Meek Mill Gets Big Backing From Rick Ross, Drake
“He wanted to battle me!” Meek Mill laughs over the phone. The rapper just recently exchanged some lighthearted jabs over Twitter with New England Patriots receiver Chad Ochocinco, and he assures that he’d never back down from a lyrical spar. “Once he said he wanted to battle, you don’t have to say that too many times for me to throw some bars at you! It was cool, all fun and games.”
These days, Meek can afford a quick laugh or two. The 24-year-old spitter has become one of the most recognizable voices on rap airwaves since inking a deal with Rick Ross‘s Maybach Music Group in 2011. After a string of hearty verses on the crew’s Self Made Vol. 1 mixtape, Meek struck gold with the blistering Rick Ross collaboration “I’m a Boss,” off his own Dreamchasers release. “I’ve learned a lot of things from Ross,” Meek says of his label head and crew leader. “It’s like being on a team. You have people bring things to the table that you might not have brought to the table alone.”

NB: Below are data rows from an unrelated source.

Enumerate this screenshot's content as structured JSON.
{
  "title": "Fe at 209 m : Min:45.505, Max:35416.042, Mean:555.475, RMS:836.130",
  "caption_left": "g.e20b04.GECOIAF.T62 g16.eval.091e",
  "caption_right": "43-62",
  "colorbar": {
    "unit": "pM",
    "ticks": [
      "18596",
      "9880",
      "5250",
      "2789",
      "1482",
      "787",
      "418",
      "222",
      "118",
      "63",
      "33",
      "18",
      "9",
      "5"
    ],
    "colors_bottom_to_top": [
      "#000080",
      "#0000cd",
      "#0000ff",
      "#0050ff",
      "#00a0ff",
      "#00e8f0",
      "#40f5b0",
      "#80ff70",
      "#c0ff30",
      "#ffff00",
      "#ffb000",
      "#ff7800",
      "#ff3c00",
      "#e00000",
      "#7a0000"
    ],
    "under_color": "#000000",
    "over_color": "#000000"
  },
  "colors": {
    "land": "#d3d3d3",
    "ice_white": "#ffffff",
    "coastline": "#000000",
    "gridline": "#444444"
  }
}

Meek came up on the streets of North Philadelphia, rhyming his way through the city’s underground battle scene and building his presence through free mixtapes and promotional DVDs. “I was dropping mixtapes at like 16, 17, and they were doing pretty good in the neighborhood. People were always listening,” he recalls. His buzz amplified by the day, and after a brief prison stint threatened to stop his momentum, Meek focused on transitioning from a battle MC to a songwriter. “I was around people that always told me, ‘It’s about making a song with a concept and a hook.'”

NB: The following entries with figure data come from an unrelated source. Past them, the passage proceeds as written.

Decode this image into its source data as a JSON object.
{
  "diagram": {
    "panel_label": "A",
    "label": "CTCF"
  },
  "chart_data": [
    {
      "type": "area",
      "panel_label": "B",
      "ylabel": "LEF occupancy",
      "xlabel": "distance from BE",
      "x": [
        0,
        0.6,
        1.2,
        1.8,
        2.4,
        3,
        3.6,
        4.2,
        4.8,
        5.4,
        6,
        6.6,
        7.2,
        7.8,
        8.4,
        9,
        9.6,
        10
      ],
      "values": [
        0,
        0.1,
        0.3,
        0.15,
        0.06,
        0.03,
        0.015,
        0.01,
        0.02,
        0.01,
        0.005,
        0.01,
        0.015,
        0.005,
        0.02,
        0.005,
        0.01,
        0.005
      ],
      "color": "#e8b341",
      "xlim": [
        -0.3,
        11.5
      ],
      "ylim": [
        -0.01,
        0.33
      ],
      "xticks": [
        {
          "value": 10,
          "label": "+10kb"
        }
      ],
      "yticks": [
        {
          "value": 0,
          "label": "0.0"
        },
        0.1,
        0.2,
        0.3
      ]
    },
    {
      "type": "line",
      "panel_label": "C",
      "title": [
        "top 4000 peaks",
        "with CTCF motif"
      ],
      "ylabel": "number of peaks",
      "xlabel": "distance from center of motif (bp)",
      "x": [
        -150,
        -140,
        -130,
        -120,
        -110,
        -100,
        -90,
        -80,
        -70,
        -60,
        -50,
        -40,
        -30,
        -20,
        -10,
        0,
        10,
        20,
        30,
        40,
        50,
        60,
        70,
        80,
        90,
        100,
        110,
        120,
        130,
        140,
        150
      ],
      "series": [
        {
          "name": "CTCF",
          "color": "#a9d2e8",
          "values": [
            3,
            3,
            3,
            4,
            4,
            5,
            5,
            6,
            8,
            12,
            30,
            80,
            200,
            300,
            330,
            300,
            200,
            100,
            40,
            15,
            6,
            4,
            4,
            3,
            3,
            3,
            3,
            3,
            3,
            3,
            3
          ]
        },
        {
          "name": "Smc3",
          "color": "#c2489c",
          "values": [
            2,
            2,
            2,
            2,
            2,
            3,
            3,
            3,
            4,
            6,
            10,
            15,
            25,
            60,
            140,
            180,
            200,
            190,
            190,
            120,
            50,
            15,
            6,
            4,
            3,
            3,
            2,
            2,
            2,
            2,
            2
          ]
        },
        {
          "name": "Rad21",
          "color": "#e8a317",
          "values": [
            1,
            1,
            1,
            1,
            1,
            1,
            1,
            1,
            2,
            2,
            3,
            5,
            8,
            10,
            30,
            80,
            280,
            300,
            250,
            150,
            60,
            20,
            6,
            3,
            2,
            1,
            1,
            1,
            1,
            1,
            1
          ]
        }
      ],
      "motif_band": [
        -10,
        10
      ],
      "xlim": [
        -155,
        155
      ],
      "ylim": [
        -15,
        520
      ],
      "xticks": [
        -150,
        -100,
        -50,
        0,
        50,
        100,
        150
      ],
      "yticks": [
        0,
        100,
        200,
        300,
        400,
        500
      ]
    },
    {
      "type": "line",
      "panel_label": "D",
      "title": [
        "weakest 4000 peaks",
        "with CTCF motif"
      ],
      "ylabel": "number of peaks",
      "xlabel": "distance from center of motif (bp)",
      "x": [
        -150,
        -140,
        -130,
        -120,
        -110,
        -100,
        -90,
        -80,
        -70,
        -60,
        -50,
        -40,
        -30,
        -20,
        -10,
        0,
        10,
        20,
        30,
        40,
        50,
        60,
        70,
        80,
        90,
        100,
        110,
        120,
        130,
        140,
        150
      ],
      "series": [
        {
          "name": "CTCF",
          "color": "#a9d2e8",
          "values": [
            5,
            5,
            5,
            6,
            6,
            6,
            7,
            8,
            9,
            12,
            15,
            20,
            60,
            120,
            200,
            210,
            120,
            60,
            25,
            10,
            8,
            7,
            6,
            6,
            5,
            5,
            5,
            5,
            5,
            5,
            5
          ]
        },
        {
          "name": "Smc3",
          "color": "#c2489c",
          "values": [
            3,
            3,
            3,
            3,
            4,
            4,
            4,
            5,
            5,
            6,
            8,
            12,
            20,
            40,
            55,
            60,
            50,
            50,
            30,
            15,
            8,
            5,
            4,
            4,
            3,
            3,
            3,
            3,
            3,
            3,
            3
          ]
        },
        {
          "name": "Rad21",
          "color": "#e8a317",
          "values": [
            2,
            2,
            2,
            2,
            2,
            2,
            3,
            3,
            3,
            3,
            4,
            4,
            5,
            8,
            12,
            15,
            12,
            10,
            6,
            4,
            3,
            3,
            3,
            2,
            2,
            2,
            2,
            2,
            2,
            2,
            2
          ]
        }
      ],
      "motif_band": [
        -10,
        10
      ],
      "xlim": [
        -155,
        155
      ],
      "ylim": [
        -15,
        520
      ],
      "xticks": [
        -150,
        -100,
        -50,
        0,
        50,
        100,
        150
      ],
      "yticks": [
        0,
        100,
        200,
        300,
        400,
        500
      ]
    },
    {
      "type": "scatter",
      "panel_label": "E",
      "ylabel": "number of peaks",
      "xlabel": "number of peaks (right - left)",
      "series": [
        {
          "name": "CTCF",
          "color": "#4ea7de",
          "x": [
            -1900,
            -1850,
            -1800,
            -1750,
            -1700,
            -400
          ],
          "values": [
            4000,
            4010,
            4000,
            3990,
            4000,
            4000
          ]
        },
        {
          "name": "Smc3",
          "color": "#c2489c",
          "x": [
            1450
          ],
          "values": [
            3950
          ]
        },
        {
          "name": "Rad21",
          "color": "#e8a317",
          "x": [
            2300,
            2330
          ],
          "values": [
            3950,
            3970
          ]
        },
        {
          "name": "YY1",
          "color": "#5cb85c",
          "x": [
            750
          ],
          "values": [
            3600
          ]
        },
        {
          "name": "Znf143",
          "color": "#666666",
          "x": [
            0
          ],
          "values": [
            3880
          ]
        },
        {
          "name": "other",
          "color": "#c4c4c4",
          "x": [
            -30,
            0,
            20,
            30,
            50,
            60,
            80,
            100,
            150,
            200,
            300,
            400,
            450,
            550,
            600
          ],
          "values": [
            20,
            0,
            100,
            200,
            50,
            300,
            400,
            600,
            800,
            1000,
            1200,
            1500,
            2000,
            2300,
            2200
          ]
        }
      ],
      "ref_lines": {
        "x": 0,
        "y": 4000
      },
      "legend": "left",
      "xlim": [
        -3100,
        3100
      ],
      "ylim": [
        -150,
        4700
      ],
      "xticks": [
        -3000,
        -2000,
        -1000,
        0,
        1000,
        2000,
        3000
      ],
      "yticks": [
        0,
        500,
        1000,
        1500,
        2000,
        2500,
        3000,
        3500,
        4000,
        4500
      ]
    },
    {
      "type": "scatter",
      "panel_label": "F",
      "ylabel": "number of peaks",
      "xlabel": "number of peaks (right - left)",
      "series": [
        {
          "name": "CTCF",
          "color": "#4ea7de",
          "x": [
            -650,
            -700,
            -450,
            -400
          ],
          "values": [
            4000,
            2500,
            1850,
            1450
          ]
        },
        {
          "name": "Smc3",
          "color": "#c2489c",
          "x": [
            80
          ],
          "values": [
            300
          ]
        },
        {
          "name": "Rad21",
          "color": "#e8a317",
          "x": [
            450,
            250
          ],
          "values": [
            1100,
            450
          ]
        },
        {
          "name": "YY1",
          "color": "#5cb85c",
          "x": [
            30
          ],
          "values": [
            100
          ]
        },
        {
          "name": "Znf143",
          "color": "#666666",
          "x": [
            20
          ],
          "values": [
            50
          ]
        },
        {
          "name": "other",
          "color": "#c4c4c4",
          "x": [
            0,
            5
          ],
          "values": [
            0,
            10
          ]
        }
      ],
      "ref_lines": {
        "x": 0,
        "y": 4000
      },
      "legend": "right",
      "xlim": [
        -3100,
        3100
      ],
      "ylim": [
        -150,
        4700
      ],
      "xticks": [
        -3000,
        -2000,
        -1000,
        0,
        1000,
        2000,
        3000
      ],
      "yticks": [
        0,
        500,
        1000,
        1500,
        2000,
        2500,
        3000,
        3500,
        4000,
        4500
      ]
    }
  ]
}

Meek’s penchant for huge hooks and distinct punchlines have put him in the same circles as rap’s current hitmakers, and his newest mixtape Dreamchasers 2, out today, shows distinct growth. On the Drake-collaboration “Amen” (listen below), his personality and humor burst from a blasphemous instrumental. “All I get is Frito-Lay/Plus I’m on probation, when they test me I just pee Rosé!” he quips, playing inflated hustler and class clown in the same breath.
“Amen” is probably Meek’s biggest collaboration to date, but he’s most excited about his work with Kendrick Lamar, the young Compton realist who Drake also pegged for his latest album. “You can expect something different,” Meek says of the track, recorded in Los Angeles. “The flows, the bounce, the energy – Kendrick killed it! I like his verse better than mine.”
With his humble beginnings and brash, street-bred delivery, Meek has flourished as one of rap’s few voices for the everyman. Now, he says he’s ready to deliver for the fans that have stood by him; along with Dreamchasers 2, his debut LP Dreams and Nightmares is set for an August 28th release. “Lyrics and beats, same as the first time around, just new material,” Meek promises . “Because it’s not about me being happy; it’s about the people.”